Psychics in Court: Is it “Religion” or “Fraud”?

The trial has been on the cards for quite some time now. A family of supposed psychics in South Florida have been defrauding grieving folks out of millions (I blogged about them back in last August here) … and so they have been finally put in the dock. (Yep, that’s four of them in the picture, there you can see Donnie Eli, Rosie Marks, Rose Marks, 60, and Nancy Marks arriving at federal court in West Palm Beach in December 2011. The latest news , as reported in a local paper …

What a South Florida family of psychics did for 20 years was criminal fraud, federal prosecutors say. But the Marks family’s defense team says it was something very different — religion, free speech and a sincere belief in spiritual healing.

In other words, their defense is that they are shut-eyes (psychics who truly believe they are psychic and can really contact the dead).

It does of course push all this into the religious domain and so attempts to play the, “Ah but that is my belief and that gives me a special get-out-of-jail-free card”.

OK, legal details aside, try this …

  • I have some special magic water here, it has been taken from a magic well and if you drink it, then your cancer will be cured … it is yours for $100,000
  • I am a religious person and here is a poster where I am advertising a special meeting where any who are ill can come to be prayed for. I guarantee that if you are prayed for God will heal you (there will of course be a collection …I have modest expenses such as my lavish lifestyle to maintain so that I can promote Gods word).

Now then, let us assume that in both cases above I truly believe this stuff, what can we then observe?
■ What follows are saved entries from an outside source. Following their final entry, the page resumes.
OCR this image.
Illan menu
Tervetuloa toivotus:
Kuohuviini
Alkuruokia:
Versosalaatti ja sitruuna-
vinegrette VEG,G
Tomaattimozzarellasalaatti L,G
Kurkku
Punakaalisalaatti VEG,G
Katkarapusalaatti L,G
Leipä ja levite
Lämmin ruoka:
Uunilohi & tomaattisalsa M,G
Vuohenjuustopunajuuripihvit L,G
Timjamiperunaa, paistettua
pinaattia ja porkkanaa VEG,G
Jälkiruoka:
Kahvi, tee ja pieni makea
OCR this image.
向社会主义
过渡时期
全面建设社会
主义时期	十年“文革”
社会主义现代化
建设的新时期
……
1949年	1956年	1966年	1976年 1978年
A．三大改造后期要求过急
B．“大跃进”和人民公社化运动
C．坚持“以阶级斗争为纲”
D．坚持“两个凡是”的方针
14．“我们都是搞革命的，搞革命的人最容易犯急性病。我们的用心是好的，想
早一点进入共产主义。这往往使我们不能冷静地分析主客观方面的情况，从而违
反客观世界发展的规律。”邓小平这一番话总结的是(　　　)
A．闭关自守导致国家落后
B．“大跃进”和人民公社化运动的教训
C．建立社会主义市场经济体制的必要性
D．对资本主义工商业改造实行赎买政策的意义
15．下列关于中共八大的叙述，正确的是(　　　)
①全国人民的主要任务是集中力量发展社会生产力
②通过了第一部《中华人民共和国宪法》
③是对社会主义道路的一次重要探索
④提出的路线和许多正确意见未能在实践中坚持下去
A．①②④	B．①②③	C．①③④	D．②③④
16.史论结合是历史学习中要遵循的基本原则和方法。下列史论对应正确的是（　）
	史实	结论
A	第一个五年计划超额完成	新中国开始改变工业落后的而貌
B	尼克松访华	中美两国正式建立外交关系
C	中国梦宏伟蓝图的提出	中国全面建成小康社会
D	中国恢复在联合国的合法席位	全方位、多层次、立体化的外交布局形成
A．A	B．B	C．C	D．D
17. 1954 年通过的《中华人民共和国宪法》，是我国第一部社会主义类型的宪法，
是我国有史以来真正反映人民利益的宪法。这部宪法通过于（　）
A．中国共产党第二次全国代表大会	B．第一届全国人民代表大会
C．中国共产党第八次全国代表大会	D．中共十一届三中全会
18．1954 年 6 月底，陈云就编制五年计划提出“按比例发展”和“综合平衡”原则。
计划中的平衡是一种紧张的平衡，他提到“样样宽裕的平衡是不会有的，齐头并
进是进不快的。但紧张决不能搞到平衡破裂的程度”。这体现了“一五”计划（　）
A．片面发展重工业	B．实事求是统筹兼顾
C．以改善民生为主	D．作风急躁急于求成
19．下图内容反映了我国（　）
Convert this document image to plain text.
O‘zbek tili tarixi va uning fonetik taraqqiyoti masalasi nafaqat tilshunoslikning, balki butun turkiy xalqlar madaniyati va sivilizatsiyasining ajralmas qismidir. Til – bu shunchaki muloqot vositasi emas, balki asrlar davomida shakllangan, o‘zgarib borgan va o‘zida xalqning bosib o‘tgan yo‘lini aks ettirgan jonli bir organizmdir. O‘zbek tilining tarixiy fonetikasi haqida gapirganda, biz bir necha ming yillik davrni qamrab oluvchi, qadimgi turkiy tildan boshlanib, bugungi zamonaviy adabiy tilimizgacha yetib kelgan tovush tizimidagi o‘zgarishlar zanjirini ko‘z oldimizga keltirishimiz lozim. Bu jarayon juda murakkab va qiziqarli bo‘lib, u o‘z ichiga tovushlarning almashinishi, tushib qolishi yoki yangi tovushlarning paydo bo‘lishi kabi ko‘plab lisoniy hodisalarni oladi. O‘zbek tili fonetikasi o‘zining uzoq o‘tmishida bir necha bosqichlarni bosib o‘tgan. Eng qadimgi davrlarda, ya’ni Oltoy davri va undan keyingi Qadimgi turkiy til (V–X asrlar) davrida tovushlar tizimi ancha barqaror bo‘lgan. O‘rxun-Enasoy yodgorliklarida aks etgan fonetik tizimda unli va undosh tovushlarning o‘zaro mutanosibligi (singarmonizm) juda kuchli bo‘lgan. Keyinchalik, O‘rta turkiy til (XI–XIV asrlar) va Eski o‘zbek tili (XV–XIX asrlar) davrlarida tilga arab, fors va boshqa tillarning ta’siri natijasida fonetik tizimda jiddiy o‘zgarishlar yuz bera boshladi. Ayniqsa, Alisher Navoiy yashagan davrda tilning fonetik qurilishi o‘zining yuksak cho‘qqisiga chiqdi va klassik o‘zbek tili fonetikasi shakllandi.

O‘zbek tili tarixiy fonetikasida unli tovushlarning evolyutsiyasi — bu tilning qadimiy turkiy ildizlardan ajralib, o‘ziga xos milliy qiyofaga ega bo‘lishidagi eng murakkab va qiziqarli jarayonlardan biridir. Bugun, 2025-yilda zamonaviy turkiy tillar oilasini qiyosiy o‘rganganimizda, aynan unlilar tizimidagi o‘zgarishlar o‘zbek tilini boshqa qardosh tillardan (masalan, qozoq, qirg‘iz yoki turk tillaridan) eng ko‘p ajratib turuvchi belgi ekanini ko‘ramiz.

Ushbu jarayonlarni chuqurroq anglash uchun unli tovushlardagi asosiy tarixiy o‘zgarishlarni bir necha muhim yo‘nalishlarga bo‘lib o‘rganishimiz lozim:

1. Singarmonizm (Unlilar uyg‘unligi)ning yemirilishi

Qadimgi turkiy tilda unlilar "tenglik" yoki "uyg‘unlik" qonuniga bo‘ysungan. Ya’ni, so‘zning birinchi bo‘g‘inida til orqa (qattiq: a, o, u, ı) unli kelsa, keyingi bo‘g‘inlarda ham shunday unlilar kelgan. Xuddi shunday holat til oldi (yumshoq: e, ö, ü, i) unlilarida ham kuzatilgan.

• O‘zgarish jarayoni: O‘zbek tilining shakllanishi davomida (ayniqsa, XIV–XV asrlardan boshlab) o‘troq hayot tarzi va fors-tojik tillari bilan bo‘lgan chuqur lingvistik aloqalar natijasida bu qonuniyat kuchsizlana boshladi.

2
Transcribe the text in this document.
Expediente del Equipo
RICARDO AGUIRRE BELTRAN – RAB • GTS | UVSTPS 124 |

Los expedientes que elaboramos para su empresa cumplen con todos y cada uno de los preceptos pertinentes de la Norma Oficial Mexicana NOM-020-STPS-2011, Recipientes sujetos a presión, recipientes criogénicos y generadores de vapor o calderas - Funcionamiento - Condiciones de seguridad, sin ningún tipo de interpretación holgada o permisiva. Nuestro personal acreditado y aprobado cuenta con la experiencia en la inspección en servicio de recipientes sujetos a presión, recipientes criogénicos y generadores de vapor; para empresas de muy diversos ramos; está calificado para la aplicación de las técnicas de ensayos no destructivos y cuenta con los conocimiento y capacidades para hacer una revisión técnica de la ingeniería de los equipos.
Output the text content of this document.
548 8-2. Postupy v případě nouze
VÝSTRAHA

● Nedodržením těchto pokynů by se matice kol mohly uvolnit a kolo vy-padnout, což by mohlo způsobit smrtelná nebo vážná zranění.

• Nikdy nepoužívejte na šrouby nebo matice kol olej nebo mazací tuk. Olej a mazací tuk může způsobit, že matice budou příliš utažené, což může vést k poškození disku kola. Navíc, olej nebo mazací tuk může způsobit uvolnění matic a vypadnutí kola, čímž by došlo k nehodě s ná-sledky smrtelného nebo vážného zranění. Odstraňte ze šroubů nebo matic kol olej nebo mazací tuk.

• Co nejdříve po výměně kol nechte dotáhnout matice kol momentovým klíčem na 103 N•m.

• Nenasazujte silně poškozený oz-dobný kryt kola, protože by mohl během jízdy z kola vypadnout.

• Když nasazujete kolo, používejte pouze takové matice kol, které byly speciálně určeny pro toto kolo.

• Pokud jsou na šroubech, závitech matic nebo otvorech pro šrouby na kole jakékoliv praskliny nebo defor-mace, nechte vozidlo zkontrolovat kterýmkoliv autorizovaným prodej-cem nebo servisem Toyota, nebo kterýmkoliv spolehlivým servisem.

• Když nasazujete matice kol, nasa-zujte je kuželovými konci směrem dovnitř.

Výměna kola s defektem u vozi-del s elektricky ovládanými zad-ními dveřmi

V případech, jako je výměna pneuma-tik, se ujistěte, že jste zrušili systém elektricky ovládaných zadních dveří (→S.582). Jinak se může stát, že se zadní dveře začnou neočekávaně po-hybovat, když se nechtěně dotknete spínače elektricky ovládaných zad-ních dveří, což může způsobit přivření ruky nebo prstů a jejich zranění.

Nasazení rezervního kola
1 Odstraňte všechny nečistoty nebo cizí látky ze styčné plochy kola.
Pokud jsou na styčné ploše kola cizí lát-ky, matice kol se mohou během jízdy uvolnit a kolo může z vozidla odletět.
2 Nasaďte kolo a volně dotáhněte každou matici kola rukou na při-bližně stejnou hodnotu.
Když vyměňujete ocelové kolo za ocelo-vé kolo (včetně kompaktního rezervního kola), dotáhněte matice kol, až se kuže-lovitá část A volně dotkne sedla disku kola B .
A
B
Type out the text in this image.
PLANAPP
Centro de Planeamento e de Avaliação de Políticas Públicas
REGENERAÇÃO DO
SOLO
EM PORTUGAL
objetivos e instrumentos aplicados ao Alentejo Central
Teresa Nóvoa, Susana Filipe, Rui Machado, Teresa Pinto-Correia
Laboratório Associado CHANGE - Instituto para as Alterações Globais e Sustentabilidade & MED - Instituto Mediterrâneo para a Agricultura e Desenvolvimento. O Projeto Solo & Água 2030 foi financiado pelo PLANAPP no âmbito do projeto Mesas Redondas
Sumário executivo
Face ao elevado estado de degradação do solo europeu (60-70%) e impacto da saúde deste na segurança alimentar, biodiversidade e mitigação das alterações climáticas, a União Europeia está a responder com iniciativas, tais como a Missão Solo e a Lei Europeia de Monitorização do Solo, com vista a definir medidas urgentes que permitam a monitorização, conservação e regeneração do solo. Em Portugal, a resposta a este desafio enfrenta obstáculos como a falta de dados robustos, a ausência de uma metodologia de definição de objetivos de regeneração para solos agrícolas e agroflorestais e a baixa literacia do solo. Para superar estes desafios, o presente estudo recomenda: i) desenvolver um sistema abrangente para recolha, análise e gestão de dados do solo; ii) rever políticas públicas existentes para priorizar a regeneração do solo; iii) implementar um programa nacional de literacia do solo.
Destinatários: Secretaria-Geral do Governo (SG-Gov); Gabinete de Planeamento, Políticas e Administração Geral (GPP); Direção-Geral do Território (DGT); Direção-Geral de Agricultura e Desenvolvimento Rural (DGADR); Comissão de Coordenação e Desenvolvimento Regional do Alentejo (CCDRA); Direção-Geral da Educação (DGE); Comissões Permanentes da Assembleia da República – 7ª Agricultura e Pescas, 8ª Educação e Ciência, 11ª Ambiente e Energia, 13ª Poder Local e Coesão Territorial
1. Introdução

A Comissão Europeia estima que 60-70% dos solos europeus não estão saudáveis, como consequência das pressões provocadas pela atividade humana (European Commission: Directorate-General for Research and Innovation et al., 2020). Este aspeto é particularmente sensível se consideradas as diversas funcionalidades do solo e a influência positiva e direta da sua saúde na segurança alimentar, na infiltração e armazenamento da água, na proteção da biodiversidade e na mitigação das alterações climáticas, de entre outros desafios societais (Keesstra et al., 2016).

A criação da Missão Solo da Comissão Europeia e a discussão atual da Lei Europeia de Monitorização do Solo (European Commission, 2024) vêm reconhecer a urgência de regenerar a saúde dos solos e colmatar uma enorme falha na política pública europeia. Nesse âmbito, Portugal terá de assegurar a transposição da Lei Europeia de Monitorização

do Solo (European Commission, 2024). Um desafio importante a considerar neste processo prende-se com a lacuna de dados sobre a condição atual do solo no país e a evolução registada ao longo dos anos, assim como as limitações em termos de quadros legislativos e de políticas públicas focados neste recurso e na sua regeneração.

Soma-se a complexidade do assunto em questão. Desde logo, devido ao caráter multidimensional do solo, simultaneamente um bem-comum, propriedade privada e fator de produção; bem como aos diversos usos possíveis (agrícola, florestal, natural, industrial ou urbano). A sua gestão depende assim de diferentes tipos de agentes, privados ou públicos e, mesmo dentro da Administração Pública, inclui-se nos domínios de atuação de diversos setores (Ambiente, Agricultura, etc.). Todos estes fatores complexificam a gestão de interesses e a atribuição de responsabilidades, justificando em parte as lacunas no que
Well clearly, even if I truly believe the claims, it is still fraud. It also matters, because in both cases victims can and do die. Discarding real medicine and favouring quack remedies has led many to early deaths. Also, folks who attend faith healing crusades also sometimes truly believe the “God has cured you” claim, discard their real medicines and die.

Following a Morris Cerullo Mission to London a lady called Audrey Reynolds stopped taking medication for epilepsy after she believed herself to have been healed during Cerullo’s rally. She subsequently died following a seizure in her bath. At the coroner’s inquest it was stated: ‘It is a tragedy that she went to this meeting and thought she was cured of everything. Sadly it led to her death.’

What is truly sad here is that very obvious frauds are often not held accountable on the sole basis that they really believe, but should that really be a defense, why should it be the responsibility of the public to work out what is true and what is not, why not hold the frauds to account? Well, the tricky bit is perhaps to observe that people should be free to believe whatever they wish, and should also be free to practise that belief, even if it is obvious to all that it is not true, so how do you square this circle?

OK, so lets look to see what is happening at the trial, where are they drawing the line here?

The charges …

Nine members of the Fort Lauderdale family of Roma, or gypsies led by fortunetelling matriarch Rose Marks, were arrested in August on federal fraud conspiracy charges and accused of defrauding their clients of $40 million.

The defense …

Defense attorneys are attacking the criminal indictment on several fronts, hoping to get the charges dismissed before a proposed trial date in November.

Lawyers have argued in court papers that the family members had a constitutionally protected right to practice fortunetelling and spiritual healing because it is a part of their religious belief system and fortunetelling is legally considered to be free speech.

But the prosecutors are saying …

That would not be illegal, but the family took it farther by taking money, jewelry and other items of value and promising that they would “cleanse” them of evil spirits and curses and then return the items. The behavior became criminal, prosecutors said, when the family refused to or failed to return the cash and valuables.

For more details, the indictment against the Rose Marks family can be viewed here.

So it turns out that the position appears to be as follows …

  • For everything and anything out there the old latin phrase “Caveat emptor” (Let the buyer beware.) applies

These folks are on trial, not for their beliefs (even if it is obvious that they do not really believe it and it is clearly a scam), but rather for their criminal behaviour.

Where this puts skeptics is into the role of gatekeepers, specifically in the intersection between all such claims and items of public interest. That is the one spot where it becomes a truly important public service for us to yell “Fraud” and point out the complete lack of any credible evidence for all these claims.